I'd just add that a very long engagement is in order so you can see if your fiance will step up to parent better after you've talk over your concerns. More time gives you a chance to really think this over and be sure you want this for the rest of your life -- it doesn't stop when skids are 25 years old, contrary to what you'd expect.

Peridwen's picture

My BS3 had a meltdown because Daddy hugged Mommy and wouldn't let BS3 sneak in the middle. BS3 is going through a very possessive phase of "MY MOMMY!". In that little mind, no one is allowed to hug or kiss Mommy except BS3. No one is allowed to hold Mommy's hand except BS3. etc. It's my job as Mom to teach him how to deal with his emotions and reassure him that I love him without giving in to that possessiveness because giving in to that behavior will hurt him in the long run.

This is normal behavior but it needs to be parented. BS3 gets plenty of affection, but he's not allowed to interrupt if I'm reading with BS6, helping SD13 with homework/crafting, playing video games with SS12, or showing affection with DH.

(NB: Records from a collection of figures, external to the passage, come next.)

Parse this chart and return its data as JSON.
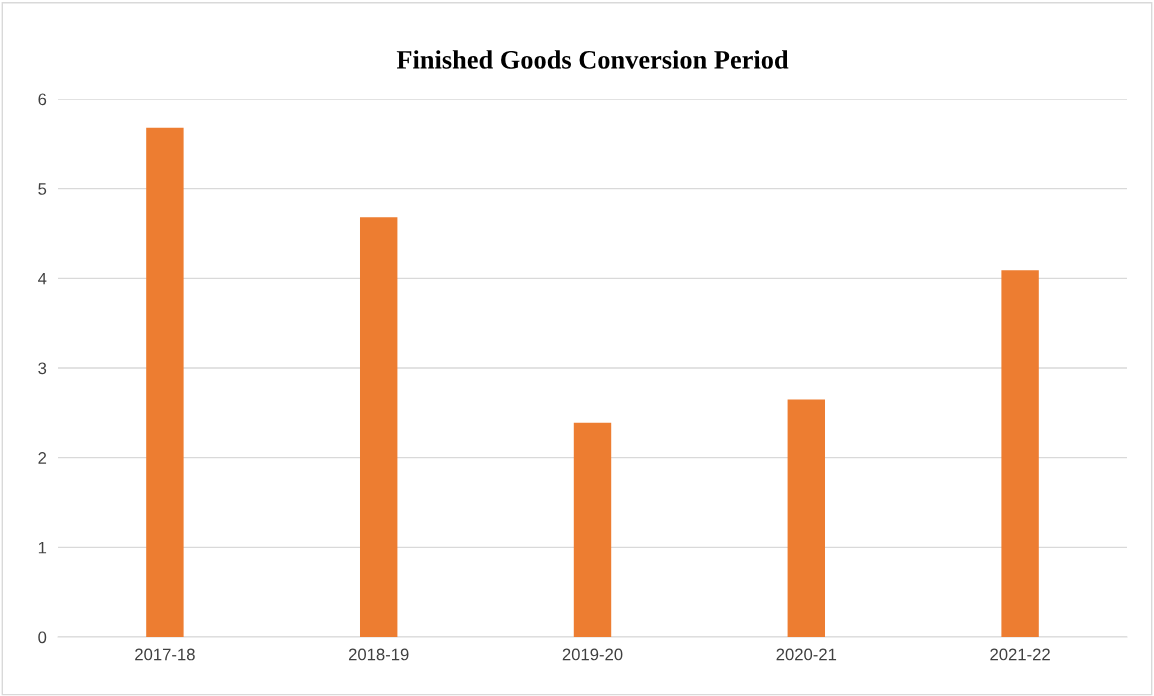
{
  "chart_data": {
    "type": "bar",
    "title": "Finished Goods Conversion Period",
    "categories": [
      "2017-18",
      "2018-19",
      "2019-20",
      "2020-21",
      "2021-22"
    ],
    "values": [
      5.68,
      4.68,
      2.39,
      2.65,
      4.09
    ],
    "color": "#ed7d31",
    "ylim": [
      0,
      6
    ],
    "yticks": [
      0,
      1,
      2,
      3,
      4,
      5,
      6
    ],
    "grid": "y",
    "legend": false
  }
}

It IS right and fair that you are irritated with SO if he is not taking steps to manage the behavior. SD3 is not deliberately acting this way to hurt you. Or maybe I should say rationally - 3yos are still very instict/emotionally driven. I think you are misinterpreting the "looks of attitude" you are getting and attributing more rationality to her than she actually has. From my reading, your irritation is with your SO dropping you like a hot potato when SD3 wants something. That's the real issue - not SD3, but because she is involved it has turned into resentment of SD3 and it's easier to blame her attitude than admit your 'perfect relationship' isn't quite as perfect as you thought. Your SO is struggling to find the balance between parent and partner. 

If SD was 6/13/16 etc I would probably have a much different bit of advice. I think you have recieved a lot of really good advice from the folks here. I hope you and your DH are able to discuss things and work the issues out in a way that benefits you both.